Where, then, does the huge interest in winning the organisation of the World Cup come from? Not only among the countries and their joint bids to host, but also among the cities within the US that competed before FIFA to host some games?
“One would look at it and say, ‘It can’t be that complicated to do four, five, six matches in a stadium that already exists’. It’s far more complicated. It was a very proud moment for me — but also some disappointment for the cities that did not make it because of all the energy they put into it”, said John Kristick, who in 2010 led the USA’s unsuccessful bid to host the World Cup in 2022, and then the new bid for 2026, which was successful.
Fans - an important profit generator
One of the important financial motives for organising the World Cup is the fans. In the structure of their expenses, a larger part (about 60%) is for the economy of the city where they will stay and follow the matches - about 40% for accommodation and about 20% for food, socialising, transport, and souvenirs. The remaining fan budget will be taken by FIFA (about 15% for tickets) and international and domestic air transport (25%). The blog dedicated to international fans World Cup Guide, which analyses the costs of the last five World Cups, calculated that for a ten-day stay in Qatar the budget was about 6,000 USD.
If it is taken into account that 1 to 1.2 million foreign guests stayed in Qatar during the World Cup, profit from the fans reached 6-7 billion USD. That potential financial resource was certainly in the minds of American, Canadian and Mexican cities when they raced to get permission from FIFA to host at least a few matches at the 2026 World Cup.
Each of the cities also counts on the support of public funds, both local and state. Toronto, for example, expects the governments of Ontario and Canada to cover as much as two-thirds of the total costs of about 300 million dollars, which will be the cost of the preparation for five games in this city in 2026. Of course, there are also the city's investments in sports infrastructure, transportation, traffic management, local policing and emergency services.

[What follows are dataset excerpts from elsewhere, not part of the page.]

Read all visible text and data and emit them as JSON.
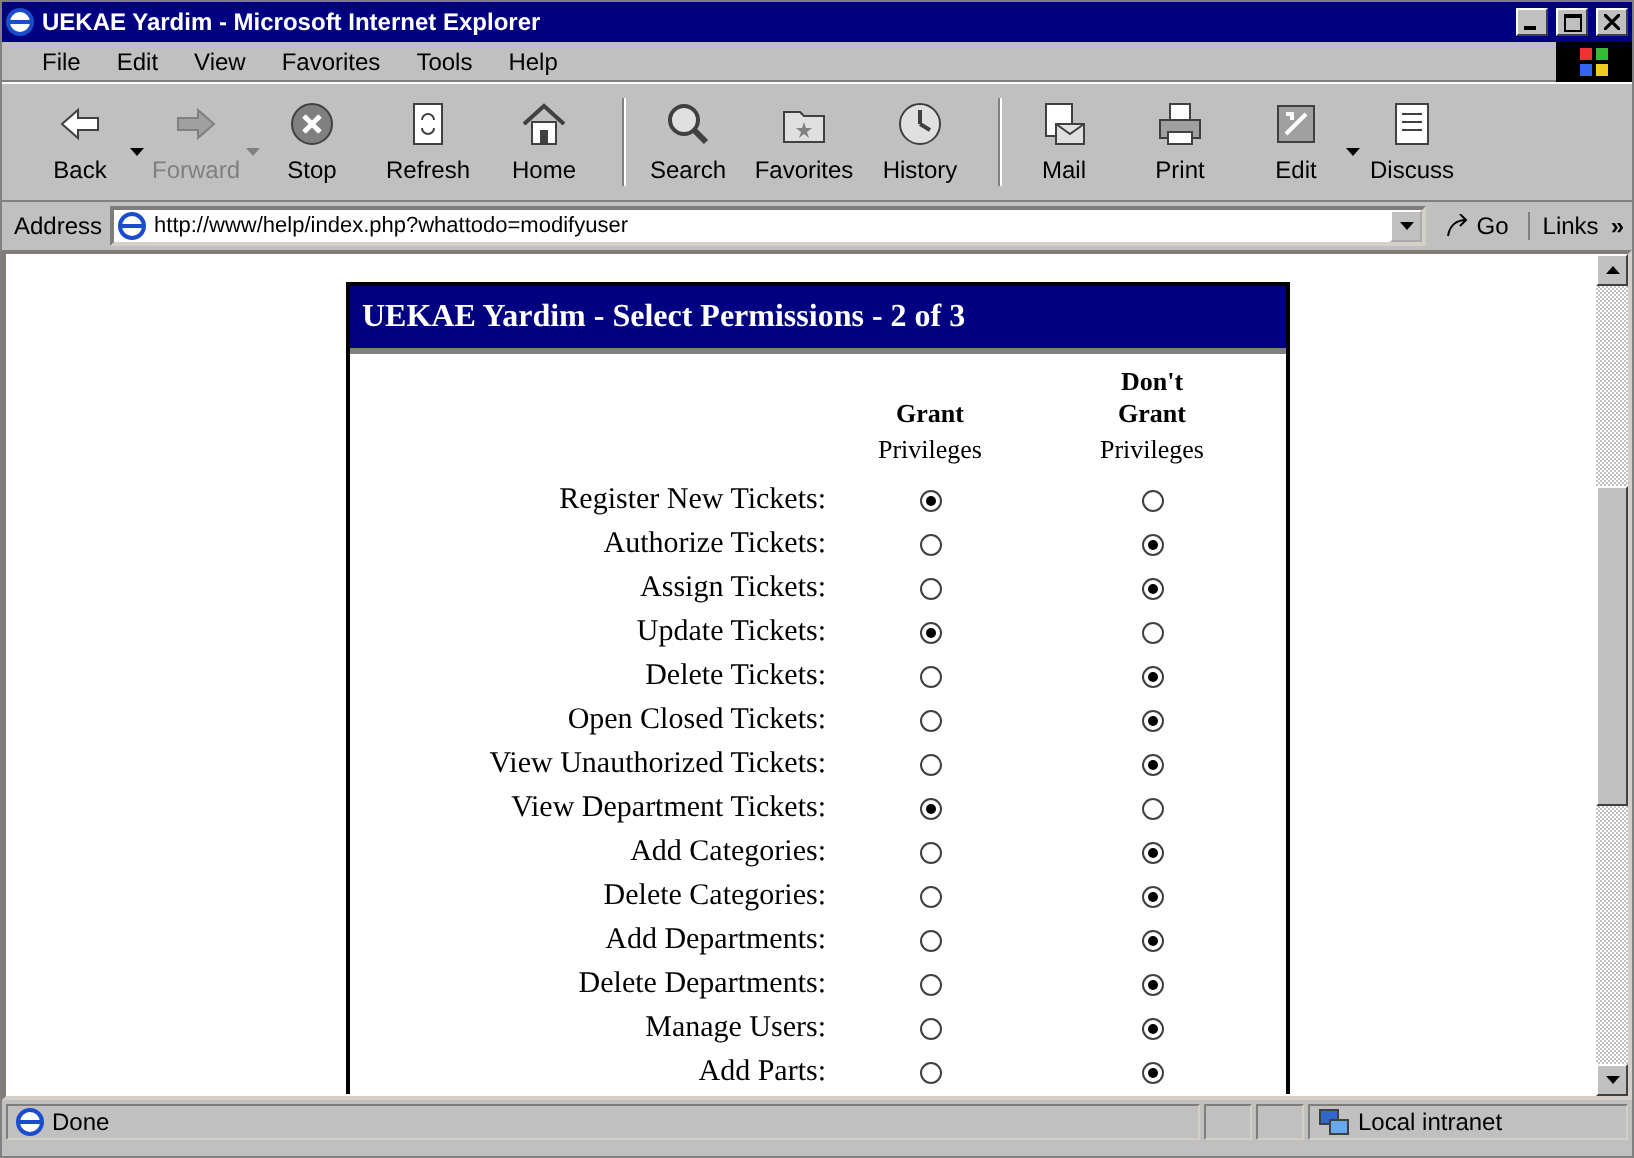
{
  "window": {
    "title": "UEKAE Yardim - Microsoft Internet Explorer"
  },
  "menu": [
    {
      "label": "File"
    },
    {
      "label": "Edit"
    },
    {
      "label": "View"
    },
    {
      "label": "Favorites"
    },
    {
      "label": "Tools"
    },
    {
      "label": "Help"
    }
  ],
  "toolbar": [
    {
      "kind": "back",
      "label": "Back",
      "disabled": false,
      "dropdown": true
    },
    {
      "kind": "forward",
      "label": "Forward",
      "disabled": true,
      "dropdown": true
    },
    {
      "kind": "stop",
      "label": "Stop",
      "disabled": false,
      "dropdown": false
    },
    {
      "kind": "refresh",
      "label": "Refresh",
      "disabled": false,
      "dropdown": false
    },
    {
      "kind": "home",
      "label": "Home",
      "disabled": false,
      "dropdown": false
    },
    {
      "kind": "sep"
    },
    {
      "kind": "search",
      "label": "Search",
      "disabled": false,
      "dropdown": false
    },
    {
      "kind": "favorites",
      "label": "Favorites",
      "disabled": false,
      "dropdown": false
    },
    {
      "kind": "history",
      "label": "History",
      "disabled": false,
      "dropdown": false
    },
    {
      "kind": "sep"
    },
    {
      "kind": "mail",
      "label": "Mail",
      "disabled": false,
      "dropdown": false
    },
    {
      "kind": "print",
      "label": "Print",
      "disabled": false,
      "dropdown": false
    },
    {
      "kind": "edit",
      "label": "Edit",
      "disabled": false,
      "dropdown": true
    },
    {
      "kind": "discuss",
      "label": "Discuss",
      "disabled": false,
      "dropdown": false
    }
  ],
  "address": {
    "label": "Address",
    "url": "http://www/help/index.php?whattodo=modifyuser",
    "go": "Go",
    "links": "Links",
    "more": "»"
  },
  "panel": {
    "title": "UEKAE Yardim - Select Permissions - 2 of 3",
    "columns": [
      {
        "bold": "Grant",
        "text": "Privileges"
      },
      {
        "bold": "Don't Grant",
        "text": "Privileges"
      }
    ],
    "rows": [
      {
        "label": "Register New Tickets:",
        "options": [
          {
            "selected": true
          },
          {
            "selected": false
          }
        ]
      },
      {
        "label": "Authorize Tickets:",
        "options": [
          {
            "selected": false
          },
          {
            "selected": true
          }
        ]
      },
      {
        "label": "Assign Tickets:",
        "options": [
          {
            "selected": false
          },
          {
            "selected": true
          }
        ]
      },
      {
        "label": "Update Tickets:",
        "options": [
          {
            "selected": true
          },
          {
            "selected": false
          }
        ]
      },
      {
        "label": "Delete Tickets:",
        "options": [
          {
            "selected": false
          },
          {
            "selected": true
          }
        ]
      },
      {
        "label": "Open Closed Tickets:",
        "options": [
          {
            "selected": false
          },
          {
            "selected": true
          }
        ]
      },
      {
        "label": "View Unauthorized Tickets:",
        "options": [
          {
            "selected": false
          },
          {
            "selected": true
          }
        ]
      },
      {
        "label": "View Department Tickets:",
        "options": [
          {
            "selected": true
          },
          {
            "selected": false
          }
        ]
      },
      {
        "label": "Add Categories:",
        "options": [
          {
            "selected": false
          },
          {
            "selected": true
          }
        ]
      },
      {
        "label": "Delete Categories:",
        "options": [
          {
            "selected": false
          },
          {
            "selected": true
          }
        ]
      },
      {
        "label": "Add Departments:",
        "options": [
          {
            "selected": false
          },
          {
            "selected": true
          }
        ]
      },
      {
        "label": "Delete Departments:",
        "options": [
          {
            "selected": false
          },
          {
            "selected": true
          }
        ]
      },
      {
        "label": "Manage Users:",
        "options": [
          {
            "selected": false
          },
          {
            "selected": true
          }
        ]
      },
      {
        "label": "Add Parts:",
        "options": [
          {
            "selected": false
          },
          {
            "selected": true
          }
        ]
      }
    ]
  },
  "status_bar": {
    "text": "Done",
    "zone": "Local intranet"
  }
}
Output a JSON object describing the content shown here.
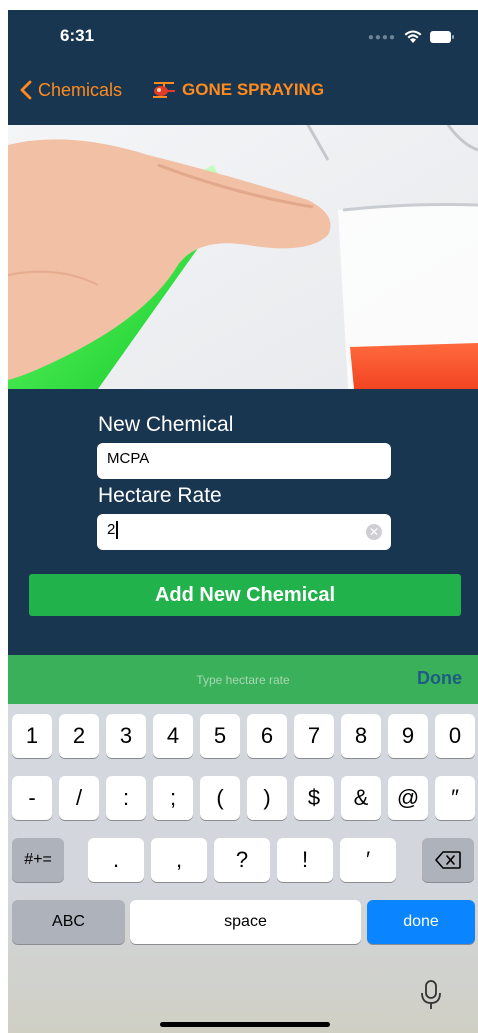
{
  "status_bar": {
    "time": "6:31"
  },
  "nav": {
    "back_label": "Chemicals",
    "brand_title": "GONE SPRAYING"
  },
  "form": {
    "chemical_label": "New Chemical",
    "chemical_value": "MCPA",
    "rate_label": "Hectare Rate",
    "rate_value": "2",
    "add_button": "Add New Chemical"
  },
  "accessory": {
    "placeholder": "Type hectare rate",
    "done": "Done"
  },
  "keyboard": {
    "row1": [
      "1",
      "2",
      "3",
      "4",
      "5",
      "6",
      "7",
      "8",
      "9",
      "0"
    ],
    "row2": [
      "-",
      "/",
      ":",
      ";",
      "(",
      ")",
      "$",
      "&",
      "@",
      "″"
    ],
    "symbols_toggle": "#+=",
    "row3": [
      ".",
      ",",
      "?",
      "!",
      "′"
    ],
    "abc": "ABC",
    "space": "space",
    "done": "done"
  },
  "colors": {
    "header_bg": "#18364f",
    "accent_orange": "#ff8a1d",
    "button_green": "#22b24b",
    "accessory_green": "#3ab05a",
    "keyboard_blue": "#0a84ff"
  },
  "icons": [
    "back-chevron-icon",
    "helicopter-icon",
    "wifi-icon",
    "battery-icon",
    "clear-icon",
    "backspace-icon",
    "microphone-icon"
  ]
}
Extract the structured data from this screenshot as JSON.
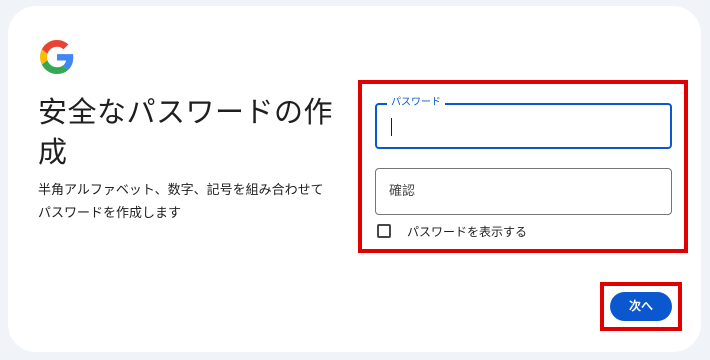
{
  "logo": {
    "icon": "google-g-icon",
    "colors": {
      "blue": "#4285F4",
      "red": "#EA4335",
      "yellow": "#FBBC05",
      "green": "#34A853"
    }
  },
  "heading": {
    "title_line1": "安全なパスワードの作",
    "title_line2": "成",
    "subtitle_line1": "半角アルファベット、数字、記号を組み合わせて",
    "subtitle_line2": "パスワードを作成します"
  },
  "form": {
    "password_label": "パスワード",
    "password_value": "",
    "confirm_placeholder": "確認",
    "confirm_value": "",
    "show_password_label": "パスワードを表示する",
    "show_password_checked": false
  },
  "actions": {
    "next_label": "次へ"
  },
  "colors": {
    "accent": "#0b57d0",
    "highlight": "#e00000",
    "page_background": "#f0f4f9",
    "card_background": "#ffffff"
  }
}
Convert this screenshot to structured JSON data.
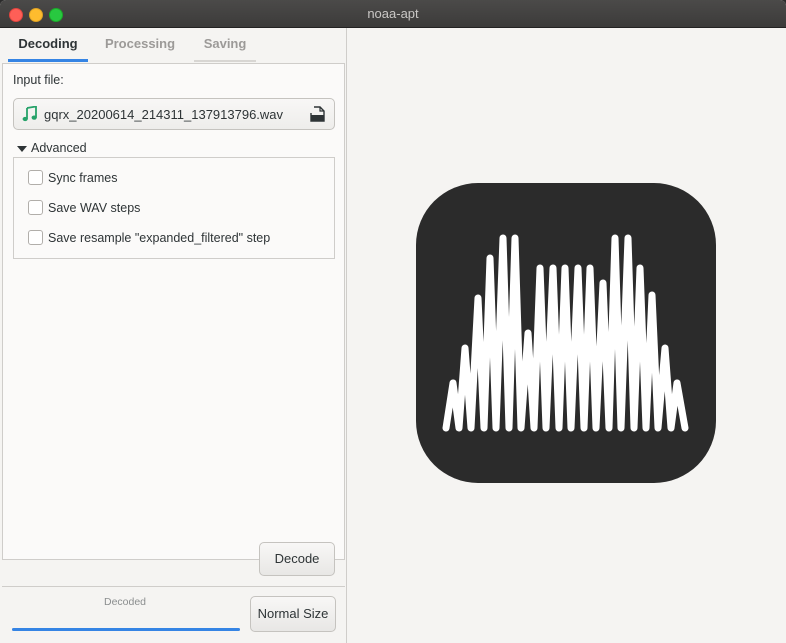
{
  "window": {
    "title": "noaa-apt"
  },
  "tabs": [
    {
      "label": "Decoding",
      "active": true
    },
    {
      "label": "Processing",
      "active": false
    },
    {
      "label": "Saving",
      "active": false
    }
  ],
  "decoding": {
    "input_label": "Input file:",
    "file_name": "gqrx_20200614_214311_137913796.wav",
    "file_icon": "music-note-icon",
    "open_icon": "document-open-icon",
    "advanced_label": "Advanced",
    "options": [
      {
        "label": "Sync frames",
        "checked": false
      },
      {
        "label": "Save WAV steps",
        "checked": false
      },
      {
        "label": "Save resample \"expanded_filtered\" step",
        "checked": false
      }
    ],
    "decode_label": "Decode"
  },
  "status": {
    "text": "Decoded",
    "progress": 1.0,
    "normal_size_label": "Normal Size"
  },
  "colors": {
    "accent": "#3584e4",
    "logo_bg": "#2b2b2b",
    "music_icon": "#26a269"
  }
}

Despite strict financial analyses, the World Cup is still a profitable business. The demand for it does not decrease. It is constantly growing. The indirect financial effects for each organiser are undoubtedly large and long-term. Five billion viewers worldwide, according to FIFA chief Gianni Infantino, is an audience that no other sporting event, including the Olympics, can even come close to securing. Few figures can express the profit from the "warm" emotions that the World Cup stirs every four years.
One of the winners in the race to host the 2026 soccer games, Dallas Sports Commission CEO Monica Paul, describes how important it is to host the world's best soccer: “I’ve been here 14 years in December, and I still go out and tell people who I am and what I do. And people will come up to me afterward and tell me in 1994 when Dallas hosted the World Cup what street corner they were on, what they were doing, what was happening in their lives, how there were signs in Spanish and English and the impact that had on people. The sky’s the limit in terms of what hosting a World Cup final could be for us.”